Esclavage et colonisation : la demande de pardon du Pape François saluée en Guadeloupe comme un acte fort

Le Pape François, le 2 octobre 2024, au Vatican.
La demande de pardon formulée par le Pape François, le 1er octobre dernier, au nom de l'Eglise Catholique a suscité de nombreuses réactions en Guadeloupe. De Mgr Philippe Guiougou, l'évêque de Guadeloupe à différentes personnalités du monde politique ou associatif, tous s'accordent à saluer un acte fort susceptible de guérir les blessures toujours vives de ce sombre passé. L'occasion aussi, sans doute, de rétablir la confiance dans l'Eglise.

"La confession de la blessure commence par la confession du péché commis" a rappelé le Pape François lors de sa demande de pardon au nom de l'Eglise Catholique, en ouverture du synode consacré à l'avenir de l'Eglise, le 1er octobre dernier. Cette demande de pardon pour son rôle dans l'esclavage et de la colonisation donne une suite à celle exprimée le 22 février 1992 par le Pape Jean-Paul II, à Gorée au Sénégal. Une suite plus concrète puisqu'elle implique un peu plus l'Eglise dans le rôle qui a été le sien.

Cette période laisse apparaître une Eglise qui à la fois ne s'est pas toujours mise du côté de l'esclave, qui a pu être complice d’un système par son silence ou son absence de condamnation franche dans les colonies de l’époque, et qui peu à peu, a évolué dans ses positions. Cette ambivalence au fil de l’histoire est réelle.

Mgr Philippe Guiougou, évêque de Guadeloupe

Monseigneur Philippe Guiougou, évêque de Guadeloupe salue la demande de pardon du Pape François comme un acte fort

De la demande de pardon aux réparations

Par cette reconnaissance, l'Eglise accepte de relire sa propre histoire.

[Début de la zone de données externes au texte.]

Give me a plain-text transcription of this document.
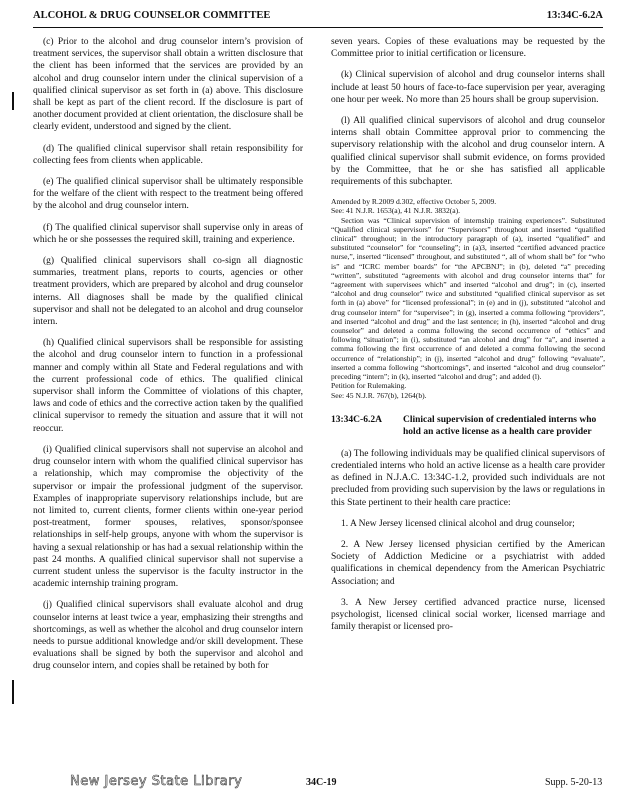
ALCOHOL & DRUG COUNSELOR COMMITTEE	13:34C-6.2A

(c) Prior to the alcohol and drug counselor intern’s provision of treatment services, the supervisor shall obtain a written disclosure that the client has been informed that the services are provided by an alcohol and drug counselor intern under the clinical supervision of a qualified clinical supervisor as set forth in (a) above. This disclosure shall be kept as part of the client record. If the disclosure is part of another document provided at client orientation, the disclosure shall be clearly evident, understood and signed by the client.

(d) The qualified clinical supervisor shall retain responsibility for collecting fees from clients when applicable.

(e) The qualified clinical supervisor shall be ultimately responsible for the welfare of the client with respect to the treatment being offered by the alcohol and drug counselor intern.

(f) The qualified clinical supervisor shall supervise only in areas of which he or she possesses the required skill, training and experience.

(g) Qualified clinical supervisors shall co-sign all diagnostic summaries, treatment plans, reports to courts, agencies or other treatment providers, which are prepared by alcohol and drug counselor interns. All diagnoses shall be made by the qualified clinical supervisor and shall not be delegated to an alcohol and drug counselor intern.

(h) Qualified clinical supervisors shall be responsible for assisting the alcohol and drug counselor intern to function in a professional manner and comply within all State and Federal regulations and with the current professional code of ethics. The qualified clinical supervisor shall inform the Committee of violations of this chapter, laws and code of ethics and the corrective action taken by the qualified clinical supervisor to remedy the situation and assure that it will not reoccur.

(i) Qualified clinical supervisors shall not supervise an alcohol and drug counselor intern with whom the qualified clinical supervisor has a relationship, which may compromise the objectivity of the supervisor or impair the professional judgment of the supervisor. Examples of inappropriate supervisory relationships include, but are not limited to, current clients, former clients within one-year period post-treatment, former spouses, relatives, sponsor/sponsee relationships in self-help groups, anyone with whom the supervisor is having a sexual relationship or has had a sexual relationship within the past 24 months. A qualified clinical supervisor shall not supervise a current student unless the supervisor is the faculty instructor in the academic internship training program.

(j) Qualified clinical supervisors shall evaluate alcohol and drug counselor interns at least twice a year, emphasizing their strengths and shortcomings, as well as whether the alcohol and drug counselor intern needs to pursue additional knowledge and/or skill development. These evaluations shall be signed by both the supervisor and alcohol and drug counselor intern, and copies shall be retained by both for

seven years. Copies of these evaluations may be requested by the Committee prior to initial certification or licensure.

(k) Clinical supervision of alcohol and drug counselor interns shall include at least 50 hours of face-to-face supervision per year, averaging one hour per week. No more than 25 hours shall be group supervision.

(l) All qualified clinical supervisors of alcohol and drug counselor interns shall obtain Committee approval prior to commencing the supervisory relationship with the alcohol and drug counselor intern. A qualified clinical supervisor shall submit evidence, on forms provided by the Committee, that he or she has satisfied all applicable requirements of this subchapter.

Amended by R.2009 d.302, effective October 5, 2009.
See: 41 N.J.R. 1653(a), 41 N.J.R. 3832(a).
Section was “Clinical supervision of internship training experiences”. Substituted “Qualified clinical supervisors” for “Supervisors” throughout and inserted “qualified clinical” throughout; in the introductory paragraph of (a), inserted “qualified” and substituted “counselor” for “counseling”; in (a)3, inserted “certified advanced practice nurse,”, inserted “licensed” throughout, and substituted “, all of whom shall be” for “who is” and “ICRC member boards” for “the APCBNJ”; in (b), deleted “a” preceding “written”, substituted “agreements with alcohol and drug counselor interns that” for “agreement with supervisees which” and inserted “alcohol and drug”; in (c), inserted “alcohol and drug counselor” twice and substituted “qualified clinical supervisor as set forth in (a) above” for “licensed professional”; in (e) and in (j), substituted “alcohol and drug counselor intern” for “supervisee”; in (g), inserted a comma following “providers”, and inserted “alcohol and drug” and the last sentence; in (h), inserted “alcohol and drug counselor” and deleted a comma following the second occurrence of “ethics” and following “situation”; in (i), substituted “an alcohol and drug” for “a”, and inserted a comma following the first occurrence of and deleted a comma following the second occurrence of “relationship”; in (j), inserted “alcohol and drug” following “evaluate”, inserted a comma following “shortcomings”, and inserted “alcohol and drug counselor” preceding “intern”; in (k), inserted “alcohol and drug”; and added (l).
Petition for Rulemaking.
See: 45 N.J.R. 767(b), 1264(b).
13:34C-6.2A	Clinical supervision of credentialed interns who hold an active license as a health care provider

(a) The following individuals may be qualified clinical supervisors of credentialed interns who hold an active license as a health care provider as defined in N.J.A.C. 13:34C-1.2, provided such individuals are not precluded from providing such supervision by the laws or regulations in this State pertinent to their health care practice:

1. A New Jersey licensed clinical alcohol and drug counselor;

2. A New Jersey licensed physician certified by the American Society of Addiction Medicine or a psychiatrist with added qualifications in chemical dependency from the American Psychiatric Association; and

3. A New Jersey certified advanced practice nurse, licensed psychologist, licensed clinical social worker, licensed marriage and family therapist or licensed pro-

New Jersey State Library	34C-19	Supp. 5-20-13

Elle reconnaît aussi l'importance de son rôle dans l'institution de l'esclavage. Un acte salué par Luc Reinette le président du Comité International des Peuples Noirs (CIPN) qui estime que cette demande de pardon de l'Eglise doit aussi mener au chemin des réparations.

Luc Reinette, président du Comité International des Peuples Noirs (CIPN) ©François-Joseph Ousselin et Mickaël Bastide - Guadeloupe la 1ère

Un mouvement initié par l'Eglise anglicane dans la Caraïbe

D'ailleurs, cette demande de pardon fait suite à un mouvement depuis longtemps en cours dans la Caraïbe anglophone et qui a vu l'Eglise anglicane emprunter un tel chemin en 2020. Un chemin qui progressivement rend aux hommes et aux femmes mis en esclavage, à cause de leur couleur de peau, leur véritable identité humaine. Là encore, Julien Mérion, président du CO.RE.CA (Contact Recherche Caraïbe) salue cette avancée. 

Julien Merion, président du CO.RE.CA ©François-Joseph Ousselin et Mickaël Bastide - Guadeloupe la 1ère

Pour autant, l'Eglise se devra de faire aussi une telle relecture, en son sein même, où les descendants des acteurs de la servitude côtoient ceux des victimes de l'esclavage, sans toujours donner un tel sens à leurs gestes de paix rituels.

Instaurer un temps fort en mémoire de l'esclavage

Pour aller dans le sens tracé par le Pape François d'un chemin de guérison, de réconciliation et de concorde, Mgr Guiougou prône une Eglise qui dénonce "toute forme d'exploitation de l'homme par l'homme et qui a le devoir de faire mémoire de nos aïeux victimes de cette période sombre de notre histoire." Il suggère qu'un temps fort de dimension spirituelle, pourquoi pas œcuménique, puisse être envisagé en Guadeloupe chaque année, en plus des commémorations officielles de l'abolition de l'esclavage.

Un devoir de mémoire pour ces hommes et femmes afin de continuer à construire un monde où le rejet de l’autre recule et où un vivre ensemble grandi pour un bien commun.